My Darkness Manifesto

My skin is dark
As eyes without hope
As the lack of love
Within this world

My skin is full of marks
But it hurts more in the inside
I have scars in my soul, 
Why feel guilty of my luck? 
I don’t envy the freedom of those
Who have a skin of sun

I didn’t choose
My skin, my language, or my face, 
I didn't choose 
Being hunted by my race
But here I am, 
Being named, being believed in a certain way
But here I am,
Fount guilty of others' sins

I am proudly carrying my burden  
My dark skin is my perpetual treasure  
Beautiful like the universe and its wonders  
Being black is my cursed pleasure  
My blackness is as powerful as thunder  
This is my darkness' manifesto 
Screaming loudly its painful joy 
I won't conceal what clad my soul 

My skin is dark 
Like the center of our eyes 
My heart cries, for you, it cries  
My darkness can't be silenced 
I wear my skin like a divine garment 
I’m not privileged, but I know that   
Our blood is red 
Without social poison 
We all could be the same.
This is one of my first poems. The idea was born when I came to the United States from the Dominican Republic and gained a new perspective of my blackness thanks to the cultural knowledge I acquired here.
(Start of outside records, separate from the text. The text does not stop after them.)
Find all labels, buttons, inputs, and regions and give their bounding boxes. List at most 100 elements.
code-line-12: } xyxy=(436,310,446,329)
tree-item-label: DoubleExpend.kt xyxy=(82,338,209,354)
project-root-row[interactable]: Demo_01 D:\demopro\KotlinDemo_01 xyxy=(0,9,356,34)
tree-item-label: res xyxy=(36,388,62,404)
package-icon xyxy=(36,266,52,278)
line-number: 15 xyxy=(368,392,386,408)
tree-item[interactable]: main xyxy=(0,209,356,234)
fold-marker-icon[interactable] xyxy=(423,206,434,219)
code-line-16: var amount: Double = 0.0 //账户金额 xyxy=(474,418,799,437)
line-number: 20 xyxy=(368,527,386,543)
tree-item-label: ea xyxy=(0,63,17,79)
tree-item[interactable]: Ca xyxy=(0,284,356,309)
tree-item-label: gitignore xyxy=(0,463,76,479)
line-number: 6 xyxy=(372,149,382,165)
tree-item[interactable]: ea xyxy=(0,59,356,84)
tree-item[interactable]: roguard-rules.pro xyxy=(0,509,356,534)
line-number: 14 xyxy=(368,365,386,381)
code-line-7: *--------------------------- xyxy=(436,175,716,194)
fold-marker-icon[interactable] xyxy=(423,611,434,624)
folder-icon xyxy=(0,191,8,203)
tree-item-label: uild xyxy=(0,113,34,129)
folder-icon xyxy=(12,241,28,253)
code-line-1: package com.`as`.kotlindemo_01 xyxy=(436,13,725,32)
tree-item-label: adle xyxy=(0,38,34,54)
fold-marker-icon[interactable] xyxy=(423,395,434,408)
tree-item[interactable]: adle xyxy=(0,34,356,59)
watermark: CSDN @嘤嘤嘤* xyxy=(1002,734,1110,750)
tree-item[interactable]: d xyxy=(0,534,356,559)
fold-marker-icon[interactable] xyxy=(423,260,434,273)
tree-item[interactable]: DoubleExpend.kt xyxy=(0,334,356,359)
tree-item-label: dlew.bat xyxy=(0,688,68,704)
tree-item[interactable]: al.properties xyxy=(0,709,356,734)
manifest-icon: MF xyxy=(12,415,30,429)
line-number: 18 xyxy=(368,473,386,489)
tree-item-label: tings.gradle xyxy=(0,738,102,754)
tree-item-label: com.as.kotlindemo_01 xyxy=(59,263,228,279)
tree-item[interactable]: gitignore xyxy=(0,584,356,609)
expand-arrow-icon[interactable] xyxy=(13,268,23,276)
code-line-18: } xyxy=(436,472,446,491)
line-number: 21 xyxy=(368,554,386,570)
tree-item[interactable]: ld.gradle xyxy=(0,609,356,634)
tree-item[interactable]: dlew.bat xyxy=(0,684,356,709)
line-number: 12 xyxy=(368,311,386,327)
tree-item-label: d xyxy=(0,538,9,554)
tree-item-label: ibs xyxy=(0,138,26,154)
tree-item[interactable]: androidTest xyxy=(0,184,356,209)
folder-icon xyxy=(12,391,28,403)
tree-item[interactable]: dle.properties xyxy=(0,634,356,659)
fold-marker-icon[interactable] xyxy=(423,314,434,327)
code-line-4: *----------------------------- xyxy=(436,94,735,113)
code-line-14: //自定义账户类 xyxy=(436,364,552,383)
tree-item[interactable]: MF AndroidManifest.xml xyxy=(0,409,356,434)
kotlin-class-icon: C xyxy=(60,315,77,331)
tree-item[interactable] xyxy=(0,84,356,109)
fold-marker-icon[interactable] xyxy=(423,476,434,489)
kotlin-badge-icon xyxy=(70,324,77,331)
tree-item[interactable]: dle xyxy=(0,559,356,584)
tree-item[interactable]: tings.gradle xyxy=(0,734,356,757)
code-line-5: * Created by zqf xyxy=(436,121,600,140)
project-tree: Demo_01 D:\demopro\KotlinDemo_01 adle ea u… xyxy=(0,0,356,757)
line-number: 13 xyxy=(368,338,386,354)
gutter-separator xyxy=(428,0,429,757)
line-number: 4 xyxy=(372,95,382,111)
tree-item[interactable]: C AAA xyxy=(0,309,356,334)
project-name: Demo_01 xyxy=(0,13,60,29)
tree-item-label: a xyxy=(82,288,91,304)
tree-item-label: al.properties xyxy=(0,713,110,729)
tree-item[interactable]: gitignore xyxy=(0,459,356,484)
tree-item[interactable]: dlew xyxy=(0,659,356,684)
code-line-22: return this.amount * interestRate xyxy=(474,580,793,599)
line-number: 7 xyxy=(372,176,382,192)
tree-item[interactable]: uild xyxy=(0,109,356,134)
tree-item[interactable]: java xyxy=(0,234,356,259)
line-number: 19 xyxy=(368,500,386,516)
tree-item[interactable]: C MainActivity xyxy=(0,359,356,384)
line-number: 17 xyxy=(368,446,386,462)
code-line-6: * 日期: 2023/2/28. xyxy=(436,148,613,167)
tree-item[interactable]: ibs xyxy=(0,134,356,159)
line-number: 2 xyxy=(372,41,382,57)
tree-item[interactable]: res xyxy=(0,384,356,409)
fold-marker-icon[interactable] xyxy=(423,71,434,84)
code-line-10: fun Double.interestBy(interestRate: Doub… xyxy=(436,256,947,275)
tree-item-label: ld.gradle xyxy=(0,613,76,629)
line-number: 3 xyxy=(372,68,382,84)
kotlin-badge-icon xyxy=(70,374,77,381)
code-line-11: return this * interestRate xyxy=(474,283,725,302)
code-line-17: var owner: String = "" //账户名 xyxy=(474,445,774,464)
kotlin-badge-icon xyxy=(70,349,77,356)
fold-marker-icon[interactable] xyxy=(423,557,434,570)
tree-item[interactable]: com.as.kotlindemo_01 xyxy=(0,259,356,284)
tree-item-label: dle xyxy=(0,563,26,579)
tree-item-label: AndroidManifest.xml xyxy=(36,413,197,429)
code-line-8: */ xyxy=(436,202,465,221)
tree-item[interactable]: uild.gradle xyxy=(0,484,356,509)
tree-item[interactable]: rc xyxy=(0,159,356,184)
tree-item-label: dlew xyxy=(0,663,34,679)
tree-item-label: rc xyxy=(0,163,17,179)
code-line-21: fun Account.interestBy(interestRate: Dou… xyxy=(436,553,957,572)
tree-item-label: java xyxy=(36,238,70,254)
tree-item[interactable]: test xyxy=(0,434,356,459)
In my home country, the culture and the way in which race-related topics are approached is different. When I learned some of the atrocities committed against Indigenous people, Black people, and other groups, which have stained with innocent blood the worn pages of the history of this country, I was furious and I still am. The foundation of this freedom is oppression. Utilitarianism at its finest. And this poem shows my grief and my burning desire to continue the long march towards true freedom.